To determine what the differences in gut bacteria were, the researchers fed 60 female mice a high-fat diet, with the aim of replicating the type of gut flora that would be found among people consuming a high-fat diet which would contribute to obesity. A control group of mice was fed a normal diet to serve as comparison. The mice in each group then mated, and their eventual offspring then spent three weeks with their mothers while being observed to see how behaviour and microflora was affected.

It was found that the offspring from the mice laden with high-fat foods exhibited social impairments, including very little engagement with peers. Meanwhile, a test called ribosomal RNA gene sequencing found that the offspring of the mice that were fed a high-fat diet housed a very different bacterial gut environment to the offspring of mice fed a normal diet.

Discussing the result, co-author Shelly Buffington was keen to stress just how significant the findings were: “By looking at the microbiome of an individual mouse we could predict whether its behaviour would be impaired.”

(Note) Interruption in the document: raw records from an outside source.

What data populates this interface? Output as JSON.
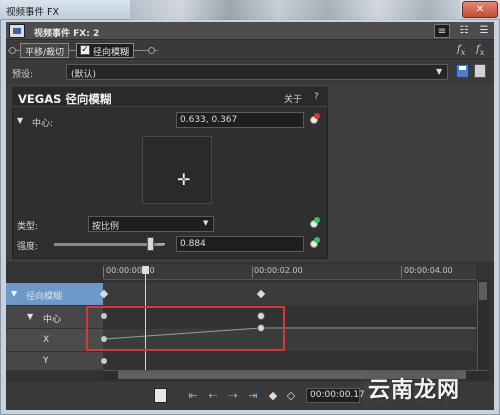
{
  "window": {
    "title": "视频事件 FX",
    "close_glyph": "✕"
  },
  "header": {
    "title": "视频事件 FX: 2"
  },
  "chain": {
    "tab1": "平移/裁切",
    "tab2": "径向模糊",
    "checked_mark": "✓"
  },
  "preset": {
    "label": "预设:",
    "value": "(默认)"
  },
  "plugin": {
    "title": "VEGAS 径向模糊",
    "about": "关于",
    "help": "?",
    "center_label": "中心:",
    "center_value": "0.633, 0.367",
    "type_label": "类型:",
    "type_value": "按比例",
    "strength_label": "强度:",
    "strength_value": "0.884",
    "strength_level": 0.884
  },
  "timeline": {
    "times": [
      "00:00:00.00",
      "00:00:02.00",
      "00:00:04.00"
    ],
    "tracks": {
      "main": "径向模糊",
      "center": "中心",
      "x": "X",
      "y": "Y"
    }
  },
  "bottom": {
    "time": "00:00:00.17"
  },
  "watermark": "云南龙网",
  "colors": {
    "accent_blue": "#69b5e6",
    "highlight_red": "#d13a3a",
    "track_blue": "#6d98c8"
  }
}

In an effort to understand whether the variation in microbiome was the reason for differences in social behaviour, the researchers paired up control group mice with high-fat diet mice. Peculiarly, mice eat each other’s faeces, which is why researchers kept them together for four weeks. The high-fat diet mice would eat the faeces of the normal mice and gain any microflora they held. Astonishingly, the high-fat diet mice showed improvements in behaviour and changes to the microbiome, hinting that there may be a species of bacteria making all the difference.

After careful examination using a technique called whole-genome shotgun sequencing, it was found that one type of bacteria – Lactobacillus reuteri – was far less prevalent in the offspring of high-fat diet mice than the offspring of normal-diet mice.

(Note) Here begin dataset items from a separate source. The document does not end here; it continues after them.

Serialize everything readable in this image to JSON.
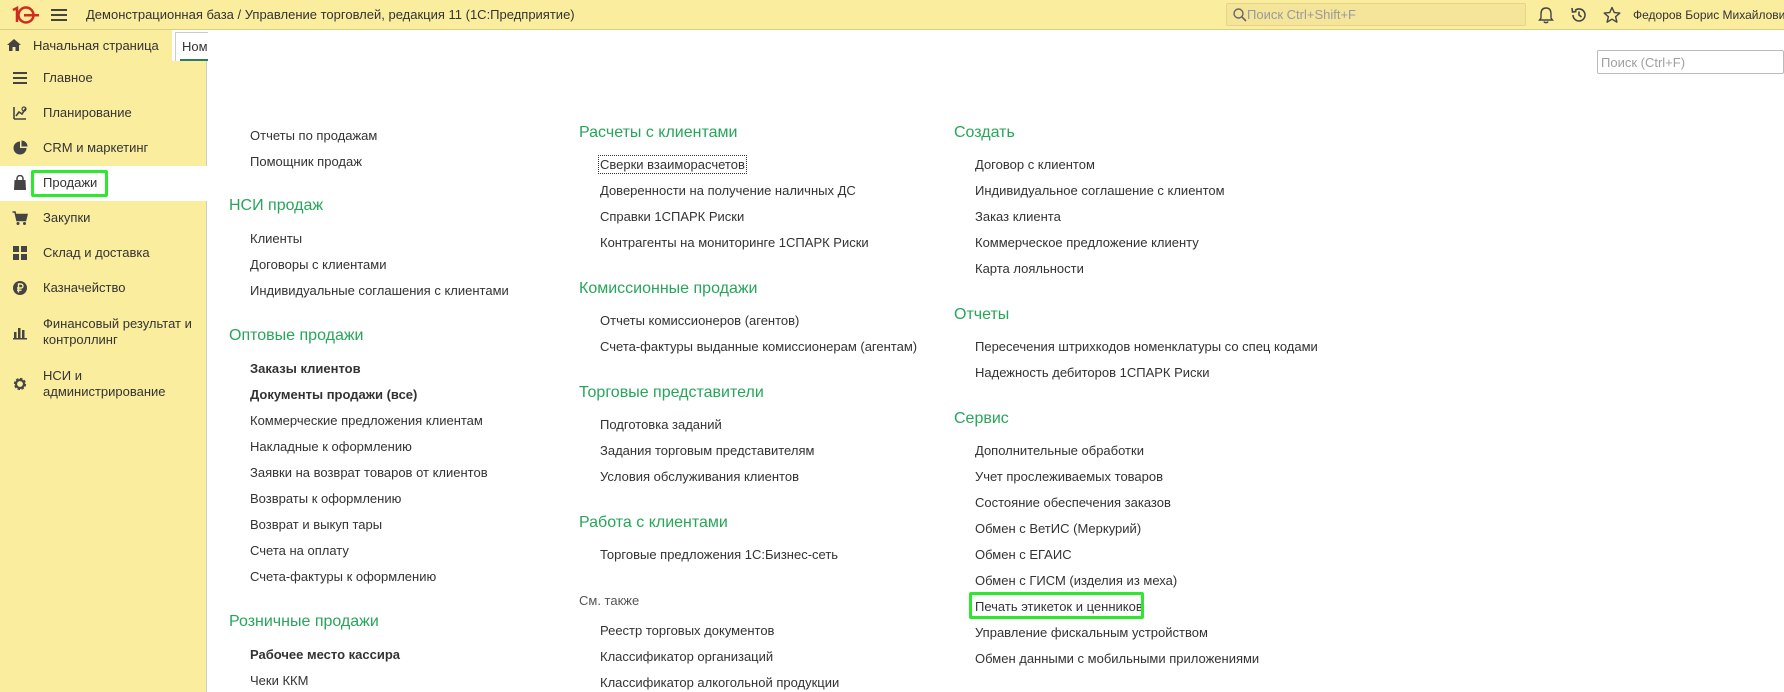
{
  "app": {
    "title": "Демонстрационная база / Управление торговлей, редакция 11  (1С:Предприятие)",
    "search_placeholder": "Поиск Ctrl+Shift+F",
    "user": "Федоров Борис Михайлович",
    "logo_text": "1С"
  },
  "tabs": {
    "home": "Начальная страница",
    "current": "Номенклатура"
  },
  "sidebar": {
    "items": [
      {
        "label": "Главное",
        "icon": "hamburger-icon"
      },
      {
        "label": "Планирование",
        "icon": "planning-icon"
      },
      {
        "label": "CRM и маркетинг",
        "icon": "pie-chart-icon"
      },
      {
        "label": "Продажи",
        "icon": "shopping-bag-icon"
      },
      {
        "label": "Закупки",
        "icon": "cart-icon"
      },
      {
        "label": "Склад и доставка",
        "icon": "warehouse-icon"
      },
      {
        "label": "Казначейство",
        "icon": "ruble-coin-icon"
      },
      {
        "label": "Финансовый результат и",
        "label2": "контроллинг",
        "icon": "bar-chart-icon"
      },
      {
        "label": "НСИ и",
        "label2": "администрирование",
        "icon": "gear-icon"
      }
    ]
  },
  "main": {
    "search_placeholder": "Поиск (Ctrl+F)",
    "col1": {
      "top_links": [
        "Отчеты по продажам",
        "Помощник продаж"
      ],
      "nsi_title": "НСИ продаж",
      "nsi_links": [
        "Клиенты",
        "Договоры с клиентами",
        "Индивидуальные соглашения с клиентами"
      ],
      "wholesale_title": "Оптовые продажи",
      "wholesale_links": [
        "Заказы клиентов",
        "Документы продажи (все)",
        "Коммерческие предложения клиентам",
        "Накладные к оформлению",
        "Заявки на возврат товаров от клиентов",
        "Возвраты к оформлению",
        "Возврат и выкуп тары",
        "Счета на оплату",
        "Счета-фактуры к оформлению"
      ],
      "retail_title": "Розничные продажи",
      "retail_links": [
        "Рабочее место кассира",
        "Чеки ККМ"
      ]
    },
    "col2": {
      "settlements_title": "Расчеты с клиентами",
      "settlements_links": [
        "Сверки взаиморасчетов",
        "Доверенности на получение наличных ДС",
        "Справки 1СПАРК Риски",
        "Контрагенты на мониторинге 1СПАРК Риски"
      ],
      "commission_title": "Комиссионные продажи",
      "commission_links": [
        "Отчеты комиссионеров (агентов)",
        "Счета-фактуры выданные комиссионерам (агентам)"
      ],
      "reps_title": "Торговые представители",
      "reps_links": [
        "Подготовка заданий",
        "Задания торговым представителям",
        "Условия обслуживания клиентов"
      ],
      "clients_title": "Работа с клиентами",
      "clients_links": [
        "Торговые предложения 1С:Бизнес-сеть"
      ],
      "see_also_title": "См. также",
      "see_also_links": [
        "Реестр торговых документов",
        "Классификатор организаций",
        "Классификатор алкогольной продукции"
      ]
    },
    "col3": {
      "create_title": "Создать",
      "create_links": [
        "Договор с клиентом",
        "Индивидуальное соглашение с клиентом",
        "Заказ клиента",
        "Коммерческое предложение клиенту",
        "Карта лояльности"
      ],
      "reports_title": "Отчеты",
      "reports_links": [
        "Пересечения штрихкодов номенклатуры со спец кодами",
        "Надежность дебиторов 1СПАРК Риски"
      ],
      "service_title": "Сервис",
      "service_links": [
        "Дополнительные обработки",
        "Учет прослеживаемых товаров",
        "Состояние обеспечения заказов",
        "Обмен с ВетИС (Меркурий)",
        "Обмен с ЕГАИС",
        "Обмен с ГИСМ (изделия из меха)",
        "Печать этикеток и ценников",
        "Управление фискальным устройством",
        "Обмен данными с мобильными приложениями"
      ]
    }
  },
  "colors": {
    "accent_yellow": "#fbed9e",
    "group_green": "#27a65a",
    "highlight_green": "#2ee82e"
  }
}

Discussing the method and finding, Buffington said: “We culture a strain of Lactobacillus reuteri originally isolated from human breast milk and introduced it into the water of the high-fat diet offspring. We found that treatment with this single bacterial strain was able to rescue their social behaviour.”

What the Lactobacillus reuteri seemed to be doing was increasing production of oxytocin, a hormone which is known by various other names such as the “trust hormone”, or the “love hormone”, because of its role in social interactions.

The results of the experiment showing that Lactobacillus reuteri can influence social behaviour are profound findings. Though the work would need to be transferred from mice studies to full human clinical trials to see if this could be applied to autistic people, the impact of adding Lactobacillus reuteri to the gut flora of mice can’t be underestimated. It seems then, for now, that research will go with the gut.